As much as I think of myself as a quirky weird girl who had a wild young life, there are many thousands of us, now grannies, who “came of age” in the late Sixties or the Seventies, who had maybe two or maybe ten or fifteen years of freedom, singleness, roaring wild sex lives with lots of men and maybe other women. If it feels right, do it; love the one you’re with; what comes around, goes around. We drank and smoked pot, didn’t shave, didn’t wear bras or make-up. We liked sex. We lived in farm communes and urban collectives, in boats and buses and shacks on stilts by rivers. We weren’t owned or claimed by anyone and didn’t really give a fuck what the straight-laced world thought. There were enough of us that we didn’t have to.

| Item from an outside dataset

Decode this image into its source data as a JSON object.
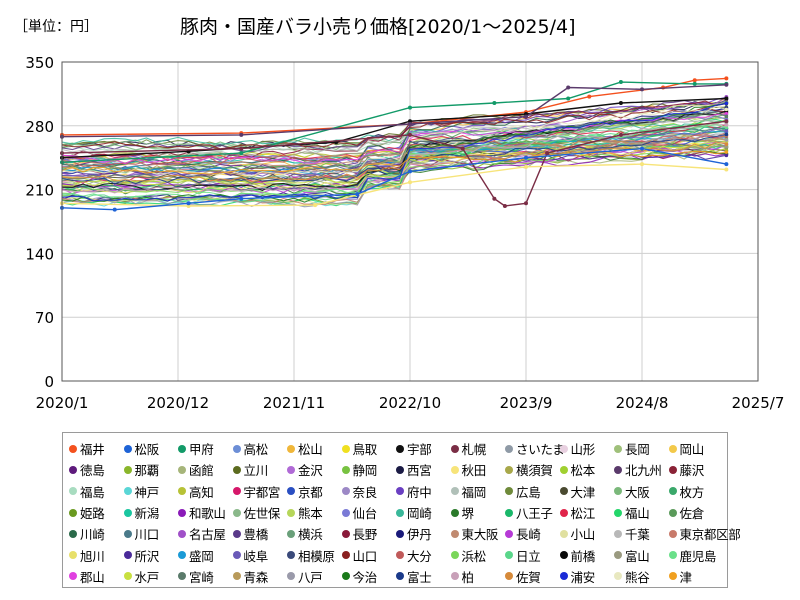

What happened? Youth melted away in the usual friction of life. We gave up being wild, became mothers, found careers, married men who adored us but preferred to pretend we came without that scary history. Certainly they didn’t want to hear our hitch-hiking tequila-drinking skinny-dipping group sex stories! AIDS vindicated the hard reversion back to traditional American prudism. The sexual revolution became a joke. In the 90’s, in a book group, I told some story from my tavern life; a younger woman said, “oh, so you were a slut.” I didn’t know what to say! I never thought of my glory days that way. I knew I was “promiscuous,” but never thought that was a negative thing (like being a prude, for example.) Still, the new puritans taught me to keep my precious pearls hidden, safe from their nasty labels.
Widowhood is liberating. I can say “before I married Will, before I was a Quaker, before I was a grandma, I had a different life.” If people gasp disapprovingly, hearing that I worked in the tavern and loved it, I go no further. Never mind that blessed day I spent alone nude, floating on an air mattress in a riverside pond, with only geese, the Goddess, and my own thoughts for companions, blissfully unafraid. Why squander my best memories on people who would infect that joy with compulsive nanny fear?
Lately, I’ve encountered women who are talking (or writing) about this closeted part of our generational history. Several characters in my novels have wild time stories. When I bring that up, the floodgates open. We aren’t ashamed, but we don’t want to alarm the children, or the men, or the grandchildren. Or, taunt them with what we had, or who we had, our historic years of sweet freedom. But we are finding one another. We remember, we celebrate, we marvel. We have great stories to tell, if anyone cares to ask.